Зал зашумел. Из-за соседнего столика встали трое с Командирского факультета и торопливо пошли на голос.
— Асы пошли на пеленг, — сказал Малышев, провожая их глазами.
— Я человек простой, простодушный, — сказал вдруг Панин, наливая в стакан томатный сок. — И вот чего я все-таки не могу понять. Ну к чему нам эти звезды?
— Что значит — к чему? — удивился Гургенидзе.
— Ну Луна — это стартовая площадка и обсерватория. Венера — это актиниды. Марс — фиолетовая капуста, генерация атмосферы, колонизация. Прелестно. А звезды?
— То есть, — сказал Малышев, — тебе не понятно, зачем Ляхов уходит в Межзвездную?
— Урод, — сказал Гургенидзе. — Жертва мутаций.
— Вот послушайте, — сказал Панин. — Я давно уже думаю об этом. Вот мы — звездолетчики, и мы уходим к UV Кита. Два парсека с половиной.

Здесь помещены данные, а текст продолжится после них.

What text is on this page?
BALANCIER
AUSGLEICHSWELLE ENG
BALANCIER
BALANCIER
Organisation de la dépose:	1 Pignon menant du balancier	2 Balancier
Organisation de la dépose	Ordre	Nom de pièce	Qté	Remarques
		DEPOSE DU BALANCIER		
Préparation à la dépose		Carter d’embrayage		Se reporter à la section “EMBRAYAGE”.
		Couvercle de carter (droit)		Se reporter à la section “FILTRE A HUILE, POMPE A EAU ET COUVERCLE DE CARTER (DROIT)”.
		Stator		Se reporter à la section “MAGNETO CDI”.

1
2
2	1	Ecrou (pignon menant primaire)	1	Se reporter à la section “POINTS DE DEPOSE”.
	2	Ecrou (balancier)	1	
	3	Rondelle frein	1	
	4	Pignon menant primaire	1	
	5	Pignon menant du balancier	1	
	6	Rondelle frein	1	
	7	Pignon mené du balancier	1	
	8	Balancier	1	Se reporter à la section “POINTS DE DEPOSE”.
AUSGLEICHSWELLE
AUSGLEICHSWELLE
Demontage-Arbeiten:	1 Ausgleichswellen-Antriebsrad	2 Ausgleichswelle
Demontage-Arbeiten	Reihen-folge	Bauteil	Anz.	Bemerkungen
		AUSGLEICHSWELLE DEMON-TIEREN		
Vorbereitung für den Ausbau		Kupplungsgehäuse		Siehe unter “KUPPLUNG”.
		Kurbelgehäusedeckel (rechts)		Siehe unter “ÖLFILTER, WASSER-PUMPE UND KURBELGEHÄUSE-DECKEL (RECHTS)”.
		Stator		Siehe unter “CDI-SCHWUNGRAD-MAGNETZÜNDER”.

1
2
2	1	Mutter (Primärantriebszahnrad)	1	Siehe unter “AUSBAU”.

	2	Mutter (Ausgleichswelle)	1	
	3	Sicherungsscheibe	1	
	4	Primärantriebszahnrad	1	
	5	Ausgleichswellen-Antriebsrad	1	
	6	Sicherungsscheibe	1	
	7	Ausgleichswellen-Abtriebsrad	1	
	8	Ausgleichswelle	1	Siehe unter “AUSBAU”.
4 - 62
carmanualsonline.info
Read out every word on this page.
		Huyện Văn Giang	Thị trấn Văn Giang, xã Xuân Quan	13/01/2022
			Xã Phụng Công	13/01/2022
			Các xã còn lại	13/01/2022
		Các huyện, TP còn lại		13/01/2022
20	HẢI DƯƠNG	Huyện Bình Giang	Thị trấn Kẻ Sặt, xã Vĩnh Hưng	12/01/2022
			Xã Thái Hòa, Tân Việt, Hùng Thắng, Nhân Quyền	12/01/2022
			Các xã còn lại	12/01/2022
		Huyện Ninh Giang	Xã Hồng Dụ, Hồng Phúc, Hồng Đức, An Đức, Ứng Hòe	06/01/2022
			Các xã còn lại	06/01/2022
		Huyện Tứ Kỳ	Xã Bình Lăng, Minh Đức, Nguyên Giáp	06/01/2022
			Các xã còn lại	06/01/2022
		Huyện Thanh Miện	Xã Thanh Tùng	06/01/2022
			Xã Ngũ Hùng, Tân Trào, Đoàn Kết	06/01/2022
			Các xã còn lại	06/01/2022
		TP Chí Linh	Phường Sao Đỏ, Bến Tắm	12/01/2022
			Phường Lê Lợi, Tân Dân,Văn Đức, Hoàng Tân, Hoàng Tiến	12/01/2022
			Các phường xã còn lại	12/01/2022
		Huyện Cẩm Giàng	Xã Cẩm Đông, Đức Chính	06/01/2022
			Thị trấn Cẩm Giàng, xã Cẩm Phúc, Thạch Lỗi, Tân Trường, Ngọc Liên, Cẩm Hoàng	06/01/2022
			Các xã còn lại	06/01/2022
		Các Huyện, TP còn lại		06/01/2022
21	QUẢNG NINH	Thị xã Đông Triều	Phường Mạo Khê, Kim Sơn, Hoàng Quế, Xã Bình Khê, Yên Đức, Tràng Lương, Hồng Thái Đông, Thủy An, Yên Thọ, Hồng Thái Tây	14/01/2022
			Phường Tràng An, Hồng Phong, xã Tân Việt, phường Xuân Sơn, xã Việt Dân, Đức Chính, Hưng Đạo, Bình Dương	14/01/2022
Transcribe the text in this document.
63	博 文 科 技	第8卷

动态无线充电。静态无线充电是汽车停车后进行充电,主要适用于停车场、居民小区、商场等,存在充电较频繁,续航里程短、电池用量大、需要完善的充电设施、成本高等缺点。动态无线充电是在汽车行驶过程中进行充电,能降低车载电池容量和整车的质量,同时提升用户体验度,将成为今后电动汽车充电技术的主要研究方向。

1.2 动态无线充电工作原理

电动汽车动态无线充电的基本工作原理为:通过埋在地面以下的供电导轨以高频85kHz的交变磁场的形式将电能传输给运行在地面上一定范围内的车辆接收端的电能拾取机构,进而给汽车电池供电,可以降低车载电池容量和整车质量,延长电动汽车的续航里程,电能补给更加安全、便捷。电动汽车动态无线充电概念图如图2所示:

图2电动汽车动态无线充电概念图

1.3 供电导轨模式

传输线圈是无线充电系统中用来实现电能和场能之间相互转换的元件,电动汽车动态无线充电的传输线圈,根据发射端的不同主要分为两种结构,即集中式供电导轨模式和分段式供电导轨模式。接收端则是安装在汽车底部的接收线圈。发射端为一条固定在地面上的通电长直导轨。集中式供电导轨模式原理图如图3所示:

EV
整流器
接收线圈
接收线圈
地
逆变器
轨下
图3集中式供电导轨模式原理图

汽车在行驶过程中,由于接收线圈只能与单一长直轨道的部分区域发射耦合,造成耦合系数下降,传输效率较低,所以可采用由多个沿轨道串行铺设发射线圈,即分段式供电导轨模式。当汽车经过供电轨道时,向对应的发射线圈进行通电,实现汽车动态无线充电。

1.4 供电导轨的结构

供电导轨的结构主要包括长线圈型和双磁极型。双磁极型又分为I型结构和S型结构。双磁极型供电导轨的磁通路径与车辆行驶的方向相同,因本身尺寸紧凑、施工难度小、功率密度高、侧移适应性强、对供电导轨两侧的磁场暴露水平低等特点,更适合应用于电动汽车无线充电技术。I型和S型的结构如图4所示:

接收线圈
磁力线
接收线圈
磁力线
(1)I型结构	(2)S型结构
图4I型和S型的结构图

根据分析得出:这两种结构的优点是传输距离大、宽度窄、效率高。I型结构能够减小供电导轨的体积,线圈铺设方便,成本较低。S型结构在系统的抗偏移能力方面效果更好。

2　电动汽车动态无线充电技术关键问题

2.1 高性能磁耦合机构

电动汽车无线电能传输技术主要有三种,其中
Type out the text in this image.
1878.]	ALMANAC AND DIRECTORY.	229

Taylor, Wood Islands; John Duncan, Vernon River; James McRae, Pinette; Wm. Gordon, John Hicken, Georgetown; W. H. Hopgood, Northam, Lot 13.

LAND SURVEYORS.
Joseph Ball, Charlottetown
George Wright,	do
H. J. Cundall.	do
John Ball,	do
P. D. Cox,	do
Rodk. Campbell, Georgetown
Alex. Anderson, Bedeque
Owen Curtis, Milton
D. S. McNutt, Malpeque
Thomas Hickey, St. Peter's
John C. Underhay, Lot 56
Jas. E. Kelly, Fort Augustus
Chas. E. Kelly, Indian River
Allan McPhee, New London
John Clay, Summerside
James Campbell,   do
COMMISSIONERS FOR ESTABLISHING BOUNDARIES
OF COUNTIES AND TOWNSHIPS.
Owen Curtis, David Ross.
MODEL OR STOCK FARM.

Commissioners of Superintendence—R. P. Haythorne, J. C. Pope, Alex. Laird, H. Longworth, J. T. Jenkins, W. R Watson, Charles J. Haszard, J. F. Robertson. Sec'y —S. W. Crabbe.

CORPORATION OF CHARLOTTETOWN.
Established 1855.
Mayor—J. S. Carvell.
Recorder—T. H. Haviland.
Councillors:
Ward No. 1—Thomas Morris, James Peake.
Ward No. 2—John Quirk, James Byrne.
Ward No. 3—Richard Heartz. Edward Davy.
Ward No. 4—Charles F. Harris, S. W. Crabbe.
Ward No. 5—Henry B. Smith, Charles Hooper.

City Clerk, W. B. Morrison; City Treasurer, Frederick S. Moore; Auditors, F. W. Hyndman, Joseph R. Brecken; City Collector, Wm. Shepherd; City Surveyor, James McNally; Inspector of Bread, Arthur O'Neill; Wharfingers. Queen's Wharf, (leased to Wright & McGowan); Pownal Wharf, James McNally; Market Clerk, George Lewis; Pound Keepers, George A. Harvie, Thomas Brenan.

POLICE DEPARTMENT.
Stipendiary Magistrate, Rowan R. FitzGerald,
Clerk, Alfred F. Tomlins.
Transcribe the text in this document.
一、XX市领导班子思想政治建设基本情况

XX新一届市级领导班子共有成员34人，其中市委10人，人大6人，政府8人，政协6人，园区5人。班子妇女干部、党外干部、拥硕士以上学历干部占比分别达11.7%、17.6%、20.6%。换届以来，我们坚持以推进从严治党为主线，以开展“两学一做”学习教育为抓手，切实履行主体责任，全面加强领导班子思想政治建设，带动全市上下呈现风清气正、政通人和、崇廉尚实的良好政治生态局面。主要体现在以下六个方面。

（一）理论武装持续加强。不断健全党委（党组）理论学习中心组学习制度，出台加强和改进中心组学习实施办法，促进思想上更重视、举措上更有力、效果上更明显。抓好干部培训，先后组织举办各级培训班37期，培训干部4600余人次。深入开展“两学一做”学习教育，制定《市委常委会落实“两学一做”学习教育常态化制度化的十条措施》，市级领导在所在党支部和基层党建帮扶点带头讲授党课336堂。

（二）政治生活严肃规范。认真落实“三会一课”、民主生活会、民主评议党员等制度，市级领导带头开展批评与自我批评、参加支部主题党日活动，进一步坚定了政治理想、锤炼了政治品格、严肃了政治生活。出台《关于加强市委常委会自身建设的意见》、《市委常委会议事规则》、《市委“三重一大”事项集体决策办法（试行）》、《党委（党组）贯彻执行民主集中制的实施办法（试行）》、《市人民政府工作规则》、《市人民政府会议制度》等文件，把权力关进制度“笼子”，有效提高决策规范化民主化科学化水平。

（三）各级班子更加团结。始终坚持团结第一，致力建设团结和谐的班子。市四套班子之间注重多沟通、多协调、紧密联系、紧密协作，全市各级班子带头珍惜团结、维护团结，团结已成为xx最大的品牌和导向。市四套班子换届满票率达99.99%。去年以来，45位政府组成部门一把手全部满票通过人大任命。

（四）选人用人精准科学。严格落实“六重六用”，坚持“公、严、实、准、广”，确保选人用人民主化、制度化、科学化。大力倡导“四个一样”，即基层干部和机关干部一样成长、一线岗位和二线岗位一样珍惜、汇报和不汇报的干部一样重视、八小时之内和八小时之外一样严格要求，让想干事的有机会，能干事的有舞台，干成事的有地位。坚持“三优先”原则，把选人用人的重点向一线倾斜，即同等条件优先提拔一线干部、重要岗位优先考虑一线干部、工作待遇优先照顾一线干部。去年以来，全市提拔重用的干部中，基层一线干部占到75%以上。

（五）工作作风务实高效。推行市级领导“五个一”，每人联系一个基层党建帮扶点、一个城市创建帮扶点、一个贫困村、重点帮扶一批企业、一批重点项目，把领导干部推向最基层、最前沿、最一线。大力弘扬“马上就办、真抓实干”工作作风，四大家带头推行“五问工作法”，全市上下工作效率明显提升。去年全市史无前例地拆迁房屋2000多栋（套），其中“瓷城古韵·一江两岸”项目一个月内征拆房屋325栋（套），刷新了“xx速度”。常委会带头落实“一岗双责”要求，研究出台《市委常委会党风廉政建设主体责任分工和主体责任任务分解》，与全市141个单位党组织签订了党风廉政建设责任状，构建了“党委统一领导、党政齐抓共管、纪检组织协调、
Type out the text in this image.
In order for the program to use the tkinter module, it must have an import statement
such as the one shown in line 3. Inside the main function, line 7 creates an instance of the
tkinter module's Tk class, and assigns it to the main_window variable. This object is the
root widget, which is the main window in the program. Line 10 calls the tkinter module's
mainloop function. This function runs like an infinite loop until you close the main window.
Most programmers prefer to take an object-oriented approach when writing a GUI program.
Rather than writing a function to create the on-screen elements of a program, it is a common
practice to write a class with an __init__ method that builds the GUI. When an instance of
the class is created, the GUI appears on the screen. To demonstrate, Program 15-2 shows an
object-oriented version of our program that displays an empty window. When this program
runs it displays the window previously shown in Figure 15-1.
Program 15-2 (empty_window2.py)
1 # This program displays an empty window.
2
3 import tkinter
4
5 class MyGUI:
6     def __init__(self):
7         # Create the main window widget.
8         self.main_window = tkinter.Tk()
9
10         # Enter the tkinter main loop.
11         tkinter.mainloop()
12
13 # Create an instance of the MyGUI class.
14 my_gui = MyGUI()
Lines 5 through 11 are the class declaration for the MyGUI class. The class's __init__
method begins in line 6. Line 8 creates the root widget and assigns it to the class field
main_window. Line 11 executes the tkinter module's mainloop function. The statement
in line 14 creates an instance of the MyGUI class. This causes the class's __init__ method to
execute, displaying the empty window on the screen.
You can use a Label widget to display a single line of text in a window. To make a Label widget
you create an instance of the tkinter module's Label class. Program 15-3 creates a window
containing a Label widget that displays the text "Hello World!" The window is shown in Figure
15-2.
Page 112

— Два и четыре десятых, — сказал Кондратьев, глядя в стакан.
— Летим, — продолжал Панин. — Долго летим. Пусть там даже есть планеты. Высаживаемся, исследуем, трали-вали семь пружин, как говорит мой дед.
— Мой дед-эстет, — вставил Гургенидзе.
— Потом мы долго летим назад. Мы старые и закоченевшие, и все перессорились. Во всяком случае, Сережка ни с кем не разговаривает. И нам уже под шестьдесят. А на Земле тем временем, спасибо Эйнштейну, прошло сто пятьдесят лет. Нас встречают какие-то очень моложавые граждане. Сначала все очень хорошо: музыка, цветочки и шашлыки. Но потом я хочу поехать в мою Вологду. И тут оказывается, что там не живут. Там, видите ли, музей.
— Город-музей имени Бориса Панина, — сказал Малышев. — Сплошь мемориальные доски.
— Да, — продолжал Панин. — Сплошь. В общем, жить в Вологде нельзя, зато — вам нравится это «зато»? — там сооружен памятник. Памятник мне. Я смотрю на самого себя и осведомляюсь, почему у меня рога. Ответа я не понимаю. Ясно только, что это не рога. Мне объясняют, что полтораста лет назад я носил такой шлем. «Нет, — говорю я, — не было у меня такого шлема». — «Ах как интересно! — говорит смотритель города-музея и начинает записывать. — Это, — говорит он, — надо немедленно сообщить в Центральное бюро Вечной Памяти». При словах «Вечная Память» у меня возникают нехорошие ассоциации. Но объяснить этого смотрителю я не в состоянии.
— Понесло, — сказал Малышев. — Ближе к делу.
— В общем, я начинаю понимать, что попал опять-таки в чужой мир.
— Как тебя несет, — сказал Малышев.
— Я человек простодушный, — угрожающе сказал Панин. — У меня фантазия разыгралась…
— Ты нехорошо говоришь, — сказал Кондратьев тихо.
Панин сразу посерьезнел.
— Так, — сказал он тоже тихо. — Тогда скажи, в чем я не прав. Тогда скажи все-таки, зачем нам звезды.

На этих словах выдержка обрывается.